Wills and trusts are ways of passing property from one generation to the next.

Why you need a will

There are a number of reasons why you need a will. First, to leave your property to your loved ones in the manner and proportions you choose. Second, to choose a person or persons you want to handle your estate. Third, to ensure that your estate will not have to pay for an administration bond (this may be necessary if the court chooses a person to administer your estate). Fourth, to have any estate taxes allocated among your beneficiaries according to your wishes. Last but not least, to appoint a guardian or guardians for your minor children.


If you die without a will, your property will be distributed according to the rules of intestate succession (“intestate” simply means “without a will”). Your spouse, if he or she survives you, takes the first $50,000 plus half the balance, and your descendants share the rest. If you leave no spouse, your descendants take all. If you leave no descendants, your spouse takes all. This scheme may or may not suit your intentions.

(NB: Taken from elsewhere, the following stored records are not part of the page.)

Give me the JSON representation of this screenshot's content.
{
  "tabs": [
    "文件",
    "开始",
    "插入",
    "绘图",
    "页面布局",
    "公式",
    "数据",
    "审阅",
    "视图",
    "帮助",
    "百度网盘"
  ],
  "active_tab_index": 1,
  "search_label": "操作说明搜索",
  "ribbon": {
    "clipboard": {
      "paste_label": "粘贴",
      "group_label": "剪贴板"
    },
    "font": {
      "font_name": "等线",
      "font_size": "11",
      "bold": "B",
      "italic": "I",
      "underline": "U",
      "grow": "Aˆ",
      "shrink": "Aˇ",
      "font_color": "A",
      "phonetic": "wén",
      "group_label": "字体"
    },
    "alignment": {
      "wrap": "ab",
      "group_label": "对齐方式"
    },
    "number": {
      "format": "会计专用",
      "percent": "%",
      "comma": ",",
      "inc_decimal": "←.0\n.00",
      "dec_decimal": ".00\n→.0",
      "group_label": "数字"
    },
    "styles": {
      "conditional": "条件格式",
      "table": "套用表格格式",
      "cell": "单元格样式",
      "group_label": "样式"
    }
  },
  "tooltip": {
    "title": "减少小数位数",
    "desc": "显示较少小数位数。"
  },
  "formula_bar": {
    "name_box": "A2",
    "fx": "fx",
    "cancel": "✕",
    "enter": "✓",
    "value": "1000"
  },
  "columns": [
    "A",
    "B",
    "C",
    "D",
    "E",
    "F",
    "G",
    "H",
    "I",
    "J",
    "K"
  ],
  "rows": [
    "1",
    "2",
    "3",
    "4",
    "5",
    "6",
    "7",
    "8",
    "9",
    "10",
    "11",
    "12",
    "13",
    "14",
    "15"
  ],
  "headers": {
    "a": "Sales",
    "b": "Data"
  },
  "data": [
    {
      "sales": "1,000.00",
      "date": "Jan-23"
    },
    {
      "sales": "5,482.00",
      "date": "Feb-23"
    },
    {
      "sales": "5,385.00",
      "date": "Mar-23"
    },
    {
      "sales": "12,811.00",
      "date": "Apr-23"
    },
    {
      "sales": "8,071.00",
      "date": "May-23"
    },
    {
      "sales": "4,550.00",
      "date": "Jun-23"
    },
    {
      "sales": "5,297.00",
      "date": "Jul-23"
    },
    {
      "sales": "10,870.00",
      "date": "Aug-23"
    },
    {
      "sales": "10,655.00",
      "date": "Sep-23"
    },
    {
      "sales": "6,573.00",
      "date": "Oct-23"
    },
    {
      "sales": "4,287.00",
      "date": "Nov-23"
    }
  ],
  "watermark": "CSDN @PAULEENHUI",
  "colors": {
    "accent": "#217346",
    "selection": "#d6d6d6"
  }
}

In your will, you can name one or more executors. The executor is the person who handles your estate. He or she carries out the instructions contained in your will. The executor gathers the assets of the estate, and distributes them according to your instructions.

If you die without a will, the court will appoint an administrator to handle your estate. This may or may not be the person you would want to have this responsibility. Also, the court may require the administrator to post a bond to guarantee the proper handling of the estate. The cost of this bond comes out of the estate itself.
In other words, not having a will could cost your heirs money. Depending on the choice of administrator, it may also cause family disputes. No one wants to leave family problems as their legacy.

Estate Taxes

Not every estate is large enough to incur federal or state taxes. If yours is, then you will want to provide for the payment of these taxes. If you die without a will, the taxes will be allocated among your heirs by statute. Having a will lets you direct how taxes are paid.


If any of your children is under eighteen at the time of your death, the court will appoint a guardian to manage his or her inheritance. If you die without a will, this may or may not be the person you would choose.
Also, without a will, the guardian is limited in the investments he or she may make on the child’s behalf. This may result in your child’s inheritance not growing at the proper rate. This can diminish your child’s share of your estate. The court may also require the guardian to post a bond. The cost of the bond also comes out of your child’s share of your estate.

Even more important, the court will appoint a guardian to take custody of your child until he or she turns eighteen. This may or may not be the person you would wish to raise your child in your absence. Naming a guardian or guardians in your will can avoid this consequence. While the court is not bound by the choice of guardian in the will, it usually defers to that choice.

Having a will ensures that your minor child – and his or her property – will be cared for as you would wish.